Jim Morrison was arrested On December 9, 1967
The Doors performed a now infamous concert at New Haven Arena in New Haven, Connecticut, which ended abruptly when Morrison was arrested by local police. Morrison became the first rock artist ever to be arrested onstage during a concert performance.
Morrison’s mugshot taken in New Haven
Morrison had been “making out” with a fan backstage in a bathroom shower stall prior to the start of the concert when a police officer happened upon them.
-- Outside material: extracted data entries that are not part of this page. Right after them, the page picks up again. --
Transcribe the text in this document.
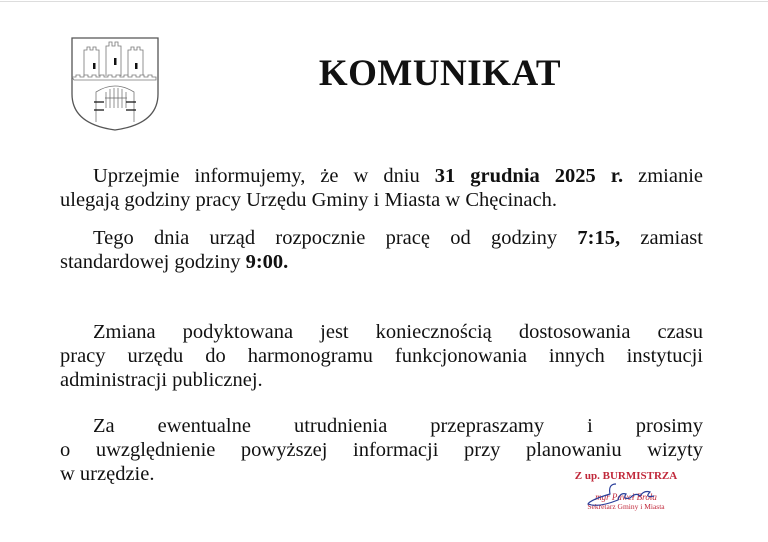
KOMUNIKAT
Uprzejmie informujemy, że w dniu 31 grudnia 2025 r. zmianie
ulegają godziny pracy Urzędu Gminy i Miasta w Chęcinach.
Tego dnia urząd rozpocznie pracę od godziny 7:15, zamiast
standardowej godziny 9:00.
Zmiana podyktowana jest koniecznością dostosowania czasu
pracy urzędu do harmonogramu funkcjonowania innych instytucji
administracji publicznej.
Za ewentualne utrudnienia przepraszamy i prosimy
o uwzględnienie powyższej informacji przy planowaniu wizyty
w urzędzie.	Z up. BURMISTRZA
mgr Paweł Broła
Sekretarz Gminy i Miasta
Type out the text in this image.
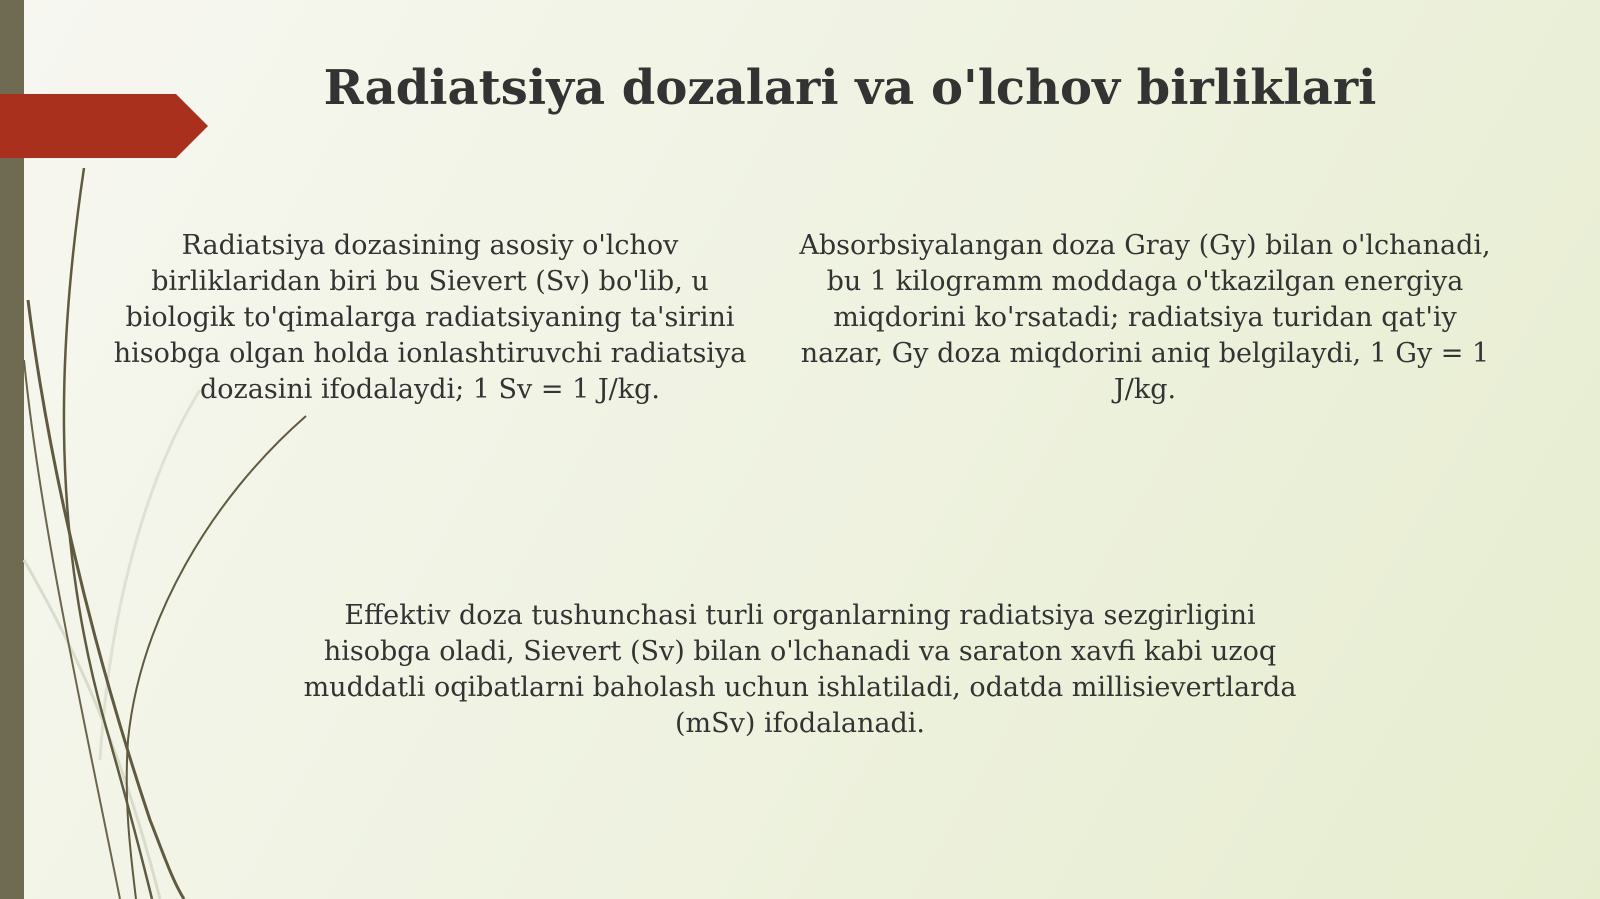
Radiatsiya dozalari va o'lchov birliklari
Radiatsiya dozasining asosiy o'lchov birliklaridan biri bu Sievert (Sv) bo'lib, u biologik to'qimalarga radiatsiyaning ta'sirini hisobga olgan holda ionlashtiruvchi radiatsiya dozasini ifodalaydi; 1 Sv = 1 J/kg.
Absorbsiyalangan doza Gray (Gy) bilan o'lchanadi, bu 1 kilogramm moddaga o'tkazilgan energiya miqdorini ko'rsatadi; radiatsiya turidan qat'iy nazar, Gy doza miqdorini aniq belgilaydi, 1 Gy = 1 J/kg.
Effektiv doza tushunchasi turli organlarning radiatsiya sezgirligini hisobga oladi, Sievert (Sv) bilan o'lchanadi va saraton xavfi kabi uzoq muddatli oqibatlarni baholash uchun ishlatiladi, odatda millisievertlarda (mSv) ifodalanadi.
Unaware that he was the lead singer of the band about to perform, the officer told Morrison and the girl to leave, to which Morrison said, “Eat it.” The policeman took out a can of mace and warned Morrison, “Last chance”, to which Morrison replied, “Last chance to eat it.” There is some discrepancy as to what happened next: according to No One Here Gets Out Alive, the girl ran and Morrison was maced; but Manzarek recounts in his book that both Jim and the fan were sprayed and that the concert was delayed for an hour while Jim recovered.
Halfway through the first set, Morrison proceeded to go on an obscenity-laced tirade to the audience, describing what had happened backstage and taunting the police, who were surrounding the stage. The concert was abruptly ended when Morrison was dragged offstage by the police; he was taken to a local police station, photographed and booked on charges of inciting a riot, indecency and public obscenity. Charges against Morrison, as well as those against three journalists also arrested in the incident (Mike Zwerin, Yvonne Chabrier and Tim Page), were dropped several weeks later for lack of evidence.
Recording of the group’s third album in April 1968 was marred by tension as a result of Morrison’s increasing dependence on alcohol and drugs, and the rejection of his new epic, “Celebration of the Lizard”, by band producer Paul Rothchild, who deemed the work not commercial enough. Approaching the height of their popularity, The Doors played a series of outdoor shows that led to frenzied scenes between fans and police, particularly at Chicago Coliseum on May 10.
The band began to branch out from their initial form for this third LP. Because they had exhausted their original repertoire, they began writing new material. Waiting for the Sun became their first No. 1 LP, and the single “Hello, I Love You” was their second and last US No. 1 single. With the 1968 release of “Hello, I Love You”, the rock press pointed out the song’s resemblance to The Kinks’ 1964 hit, “All Day and All of the Night”. Kinks guitarist Dave Davies was particularly irritated by the similarity. In concert, Morrison was occasionally dismissive of the song, leaving the vocals to Manzarek, as can be seen in the documentary The Doors are Open.
A month after riotous scenes took place at the Singer Bowl in New York, the group flew to Britain for their first performance outside of North America. They held a press conference at the ICA Gallery in London and played shows at The Roundhouse Theatre. The results of the trip were broadcast on Granada TV’s The Doors Are Open, later released on video. They played dates in Europe, along with Jefferson Airplane, including a show in Amsterdam where Morrison collapsed on stage after a drug binge.
The group flew back to the US and played nine more US dates before returning to work in November on their fourth LP. They ended the year with a successful new single, “Touch Me” (released in December 1968), which hit US No. 3. They started 1969 with a sold-out show on January 24 at Madison Square Garden.